What heat maps can tell us about our web design

Heat maps are a conversion optimisation tool that allows marketers and designers to track how people are using a website. A heat map will show how users are navigating on a website and which sections of each page are getting the most action. There are many other tools that allow us to understand the conversion optimisation of a website; so why do we need to use heat maps and what can they tell us that other tools won’t?

What heat maps can tell us about our web design

Sometimes digital growth is strategically simple—we call it leverage. Let’s start talking.

Let’s say you have recently updated your website. Enquiries and conversions had been tracking at a steady rate prior to the update but recently, you have noticed a bit of a decline. You may decide that this is just a bad month and fluctuation in enquiries are a normal part of business. However, this continues for the next month and you begin to worry. After checking analytics you can see that the bounce rate has increased dramatically since the website had been updated. Why could this be, you wonder? The website looks great as far as you’re concerned.

Now, with tools like Crazy Egg or SumoMe, most of the guesswork is taken out of these situations.

What you think is great about your website could potentially be it’s downfall and without being able to see where customers are navigating on your website, this will be difficult to discover.

When you look at the heatmap, you may find that the main page people are clicking on doesn’t actually have a call to action link. Or you may find that people are spending more time reading or watching something on one section of the screen which distracts them from what they have come to the page for.

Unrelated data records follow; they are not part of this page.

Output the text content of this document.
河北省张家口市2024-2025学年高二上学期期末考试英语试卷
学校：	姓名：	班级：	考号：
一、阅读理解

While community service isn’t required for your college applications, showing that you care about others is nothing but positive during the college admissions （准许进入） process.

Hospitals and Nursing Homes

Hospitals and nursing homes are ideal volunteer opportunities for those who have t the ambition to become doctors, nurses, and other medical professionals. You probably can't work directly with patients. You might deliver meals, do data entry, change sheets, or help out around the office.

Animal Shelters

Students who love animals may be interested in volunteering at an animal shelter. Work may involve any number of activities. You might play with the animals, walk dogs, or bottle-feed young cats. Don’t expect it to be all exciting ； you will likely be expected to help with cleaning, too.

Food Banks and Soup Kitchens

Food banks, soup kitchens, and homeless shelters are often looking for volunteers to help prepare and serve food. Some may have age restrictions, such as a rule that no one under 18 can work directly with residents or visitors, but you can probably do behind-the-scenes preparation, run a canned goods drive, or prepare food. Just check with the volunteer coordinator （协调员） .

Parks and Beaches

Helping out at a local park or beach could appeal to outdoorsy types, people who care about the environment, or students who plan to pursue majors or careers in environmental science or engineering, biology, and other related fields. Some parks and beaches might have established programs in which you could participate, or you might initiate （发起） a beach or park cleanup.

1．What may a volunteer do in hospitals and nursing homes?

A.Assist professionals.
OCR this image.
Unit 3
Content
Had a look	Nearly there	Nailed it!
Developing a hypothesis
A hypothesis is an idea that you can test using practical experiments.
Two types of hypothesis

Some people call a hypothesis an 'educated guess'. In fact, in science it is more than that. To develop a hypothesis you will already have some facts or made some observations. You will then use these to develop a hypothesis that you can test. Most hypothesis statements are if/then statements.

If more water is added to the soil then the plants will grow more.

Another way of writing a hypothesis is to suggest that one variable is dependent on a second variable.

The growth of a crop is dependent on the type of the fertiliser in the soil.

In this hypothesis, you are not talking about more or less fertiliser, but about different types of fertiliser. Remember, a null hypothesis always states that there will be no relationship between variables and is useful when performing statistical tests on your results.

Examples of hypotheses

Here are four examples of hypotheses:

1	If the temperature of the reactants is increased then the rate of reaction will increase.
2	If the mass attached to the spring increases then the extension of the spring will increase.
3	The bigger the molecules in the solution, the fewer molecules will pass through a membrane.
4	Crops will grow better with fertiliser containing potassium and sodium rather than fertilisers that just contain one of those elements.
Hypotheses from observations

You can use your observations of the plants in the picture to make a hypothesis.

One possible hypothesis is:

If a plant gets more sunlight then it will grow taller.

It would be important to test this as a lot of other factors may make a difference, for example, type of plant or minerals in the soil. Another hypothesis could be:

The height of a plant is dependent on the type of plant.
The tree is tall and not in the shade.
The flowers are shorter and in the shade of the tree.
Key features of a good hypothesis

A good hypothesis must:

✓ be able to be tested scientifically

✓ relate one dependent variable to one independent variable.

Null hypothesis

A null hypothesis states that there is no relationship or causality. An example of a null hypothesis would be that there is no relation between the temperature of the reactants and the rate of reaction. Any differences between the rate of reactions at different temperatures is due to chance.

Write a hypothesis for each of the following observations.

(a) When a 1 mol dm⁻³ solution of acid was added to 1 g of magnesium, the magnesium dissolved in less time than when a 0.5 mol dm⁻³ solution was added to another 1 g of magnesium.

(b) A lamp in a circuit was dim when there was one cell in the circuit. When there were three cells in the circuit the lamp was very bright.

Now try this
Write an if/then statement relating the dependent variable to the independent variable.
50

There are many situations where heat maps can give insight into solutions that you may not have considered.

Ok, so in that situation it could be really helpful. But when else would I really need to use a heatmap?

  • People clicking on a word or image that isn’t actually a link
  • Understanding what links are more obvious to users
  • Gaining insight into whether the navigation is easy to use
  • Users not viewing the content you’re most proud of
  • People clicking on a word or image that isn’t actually a link

Having content that distracts users from what you actually want them to view can be a problem that may have been otherwise unidentified. Likewise with people clicking on a word or image and expecting it to be a link to a page. In this situation, the evidence you found would encourage you to create a link from the word or image which people were clicking on. This in itself could see an improvement in conversions.

To gain insight into whether the navigation is easy to use

People tend to have very little tolerance with websites and if links or pages are not responding as they expect, often they will just leave the page entirely. Heatmap tools can be extremely helpful in determining these issues. The way you view your own website, after looking at it hundreds of times and knowing exactly how it works, can be an entirely different view to how users see it. This is why insightful tracking tools can be of such assistance.

Users not viewing the content you’re most proud of

You might have customer testimonials or important details that you think are a great advantage to your website sitting on a section of a page that users are not even looking at. By seeing that users are not making it to that section of the page might encourage you to rearrange these details to a more heavily trafficked location on the website.

So ultimately, the answer is yes. You do need to be using heat maps (if you want better conversion optimisation) and they definitely can offer more insights than some other tools. You could be gaining information about your user navigation that you would have never otherwise known.